Nous la remercions alors qu’elle sort déjà de la chambre, et le silence s’installe dans la pièce. Ma mère est lovée contre Jim et je n’ose même pas ouvrir la bouche, tant je me rends compte que j’ai été horrible avec eux. Il faut pourtant que je me décide, j’ai honte, mais j’avais tellement peur pour ce petit bout que j’ai mis en danger pour une connerie.
— Ecoutez, je suis désolée pour mon comportement. Je… Je n’aurais pas dû vous parler comme ça.
— Arrête de t’excuser, Sarah, tu n’y es pour rien. A ta place, je suis sûr que j’aurais fait pareil, répond Liam qui me caresse doucement le bras. Après un accident et avec la peur de perdre le Têtard, c’est normal que tu étais angoissée.
— Ça n’excuse pas la façon dont je t’ai parlé. Ni dont je t’ai parlé, Maman… J’ai honte. Surtout après mes mensonges.
— Allez, on n’en parle plus, ma Puce, me dit ma mère. Mais, promets-moi de ne plus me mentir, s’il te plaît.
— Promis, je ne compte pas tomber amoureuse d’un autre membre de la famille Sanders, ça va aller, souris-je. Enfin, qui sait, si Liam me jette, j’ai trouvé son cousin plutôt mignon au mariage.
— Il n’y a pas de risque que je te jette, tu sais ? Et puis, mon cousin ne tire pas ses paniers aussi bien que moi, dit mon amoureux. Tu serais déçue et je te manquerais vite.
Je lui souris et noue mes doigts aux siens. C’est sûr qu’il me manquerait vite. On vit ensemble, on dort ensemble, toutes les nuits. J’ai pris l’habitude de l’avoir près de moi, d’avoir droit à ses attentions, à ses câlins, ses blagues. Je ne pourrais plus me passer de lui, c’est sûr.
— Est-ce que vous pourriez nous laisser cinq minutes, s’il vous plaît ? Je voudrais parler à Liam.
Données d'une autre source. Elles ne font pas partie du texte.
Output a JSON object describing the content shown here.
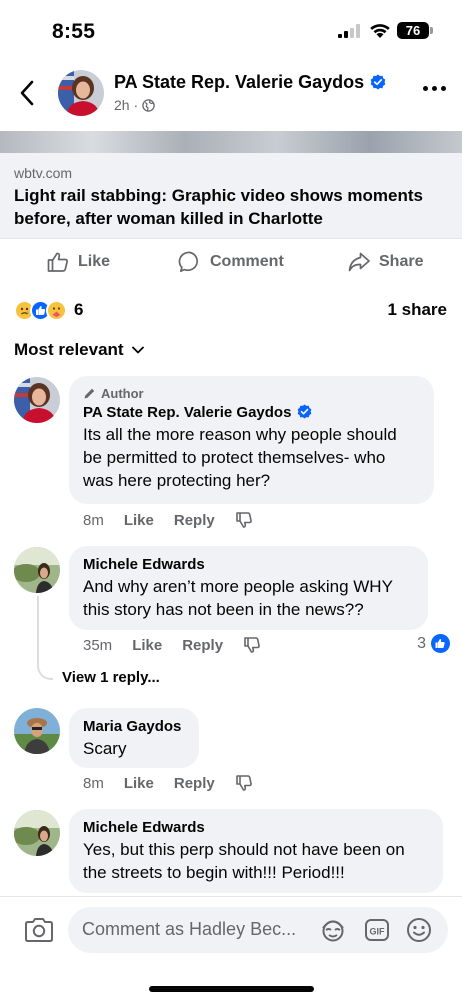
{
  "status": {
    "time": "8:55",
    "battery": "76"
  },
  "header": {
    "name": "PA State Rep. Valerie Gaydos",
    "time": "2h",
    "separator": "·"
  },
  "preview": {
    "domain": "wbtv.com",
    "title": "Light rail stabbing: Graphic video shows moments before, after woman killed in Charlotte"
  },
  "actions": {
    "like": "Like",
    "comment": "Comment",
    "share": "Share"
  },
  "stats": {
    "reaction_count": "6",
    "shares": "1 share"
  },
  "sort": {
    "label": "Most relevant"
  },
  "comments": [
    {
      "author_tag": "Author",
      "name": "PA State Rep. Valerie Gaydos",
      "text": "Its all the more reason why people should be permitted to protect themselves- who was here protecting her?",
      "time": "8m",
      "like": "Like",
      "reply": "Reply"
    },
    {
      "name": "Michele Edwards",
      "text": "And why aren’t more people asking WHY this story has not been in the news??",
      "time": "35m",
      "like": "Like",
      "reply": "Reply",
      "like_count": "3",
      "view_replies": "View 1 reply..."
    },
    {
      "name": "Maria Gaydos",
      "text": "Scary",
      "time": "8m",
      "like": "Like",
      "reply": "Reply"
    },
    {
      "name": "Michele Edwards",
      "text": "Yes, but this perp should not have been on the streets to begin with!!! Period!!!"
    }
  ],
  "composer": {
    "placeholder": "Comment as Hadley Bec..."
  },
  "colors": {
    "accent": "#0866ff",
    "bubble": "#f0f2f5",
    "secondary_text": "#65676b"
  }
}
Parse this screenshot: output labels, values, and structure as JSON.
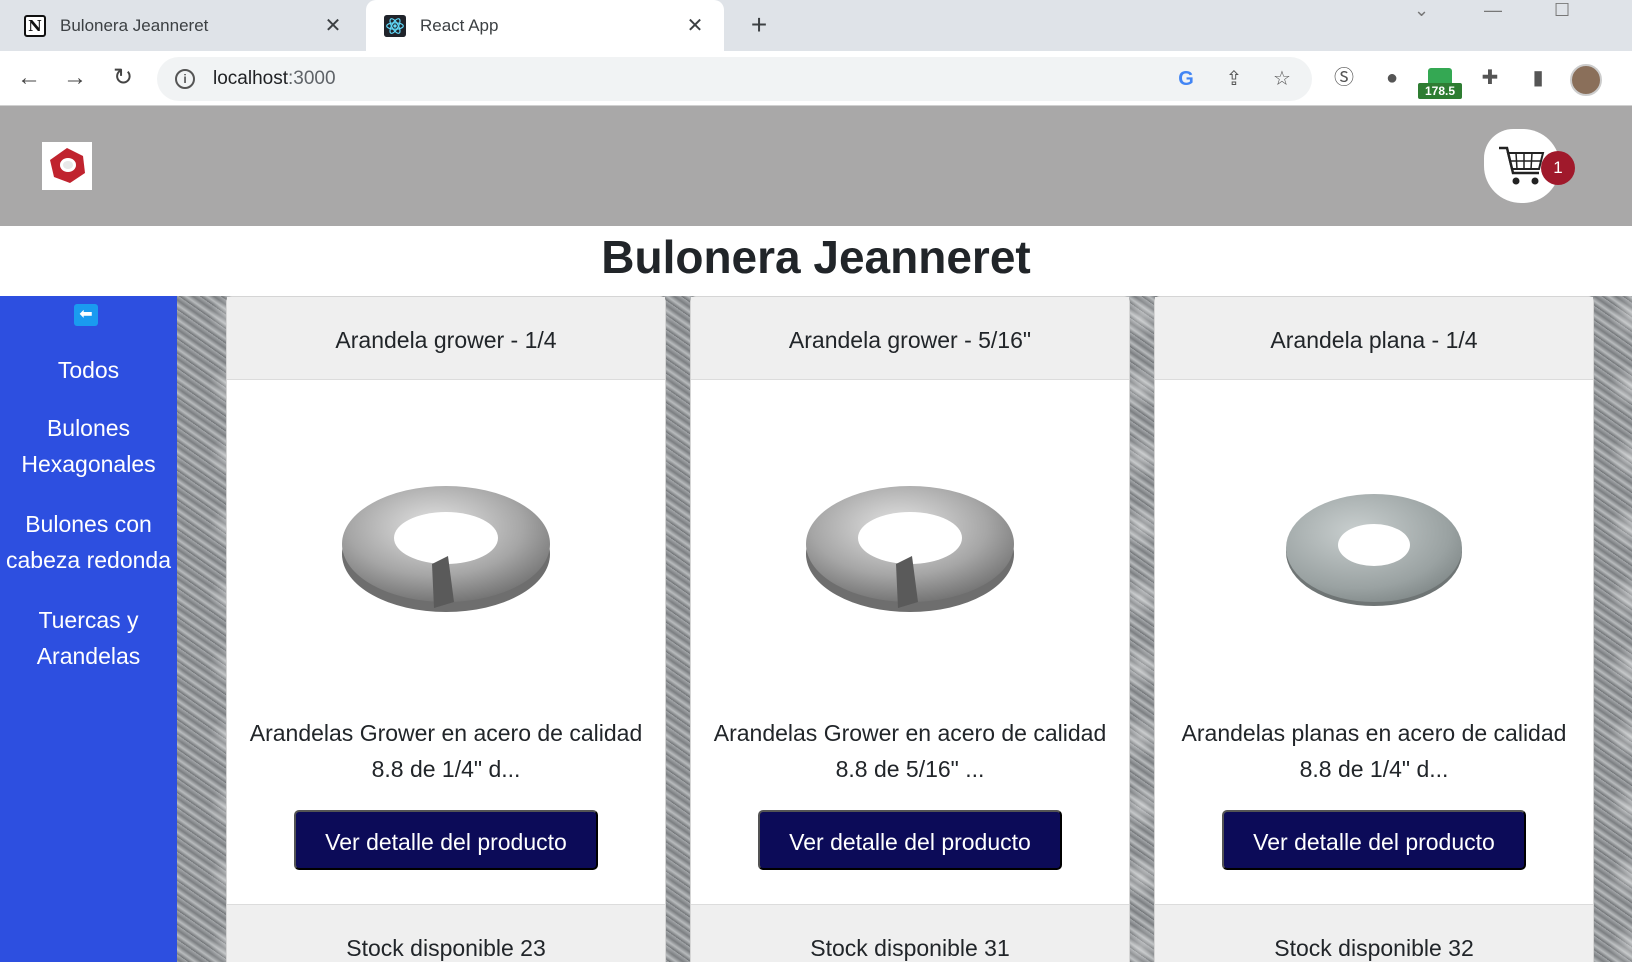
{
  "browser": {
    "tabs": [
      {
        "title": "Bulonera Jeanneret",
        "favicon": "notion-icon",
        "active": false
      },
      {
        "title": "React App",
        "favicon": "react-icon",
        "active": true
      }
    ],
    "url": {
      "host": "localhost",
      "port": ":3000"
    },
    "extension_badge": "178.5"
  },
  "header": {
    "logo": "nut-logo-icon",
    "cart_count": "1"
  },
  "store_title": "Bulonera Jeanneret",
  "sidebar": {
    "back_icon": "arrow-left-icon",
    "categories": [
      {
        "line1": "Todos",
        "line2": ""
      },
      {
        "line1": "Bulones",
        "line2": "Hexagonales"
      },
      {
        "line1": "Bulones con",
        "line2": "cabeza redonda"
      },
      {
        "line1": "Tuercas y",
        "line2": "Arandelas"
      }
    ]
  },
  "products": [
    {
      "title": "Arandela grower - 1/4",
      "desc_line1": "Arandelas Grower en acero de calidad",
      "desc_line2": "8.8 de 1/4\" d...",
      "button": "Ver detalle del producto",
      "stock": "Stock disponible 23",
      "image": "spring-washer"
    },
    {
      "title": "Arandela grower - 5/16\"",
      "desc_line1": "Arandelas Grower en acero de calidad",
      "desc_line2": "8.8 de 5/16\" ...",
      "button": "Ver detalle del producto",
      "stock": "Stock disponible 31",
      "image": "spring-washer"
    },
    {
      "title": "Arandela plana - 1/4",
      "desc_line1": "Arandelas planas en acero de calidad",
      "desc_line2": "8.8 de 1/4\" d...",
      "button": "Ver detalle del producto",
      "stock": "Stock disponible 32",
      "image": "flat-washer"
    }
  ],
  "colors": {
    "header_bg": "#a9a8a8",
    "sidebar_bg": "#2d4fe0",
    "button_bg": "#0c0b58",
    "cart_badge": "#a0192b"
  }
}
Je constate que ma mère est prête à protester, mais Jim me sourit et la prend par le bras pour l’emmener avec lui.
— Bien sûr, nous vous laissons tout le temps que vous voudrez. On va aller se chercher un café, Liam n’aura qu’à venir nous voir quand vous aurez terminé. Allez, viens, Vic, laissons les jeunes un peu tranquilles.
Je les regarde sortir et pouffe en voyant ma mère essayer de faire demi-tour alors que le père de Liam l’entraîne à l’extérieur.
— Je peux avoir un câlin ? demandé-je à Liam une fois qu’ils sont sortis. Je crois qu’on s’est cachés trop longtemps, ça me faisait bizarre de le réclamer devant les parents.
— C’est clair que maintenant qu’ils sont au courant, il va falloir qu’on apprenne à vivre normalement. Ça va nous faire drôle de nous aimer au grand jour, mais… C’est excitant aussi, non ?
J’acquiesce et me déplace sur le lit pour lui permettre de venir s’installer à mes côtés. Je me love contre lui autant que possible avec ma jambe plâtrée et mon bidou arrondi, et profite du calme retrouvé au creux de ses bras. Quand je pense que j’aurais pu perdre notre bébé, je ne peux m’empêcher de m’en vouloir encore. J’espère être à la hauteur du rôle que je m’apprête à endosser, mais les doutes persistent. Heureusement, Liam est génial et je suis certaine que lui va assurer dans ce rôle.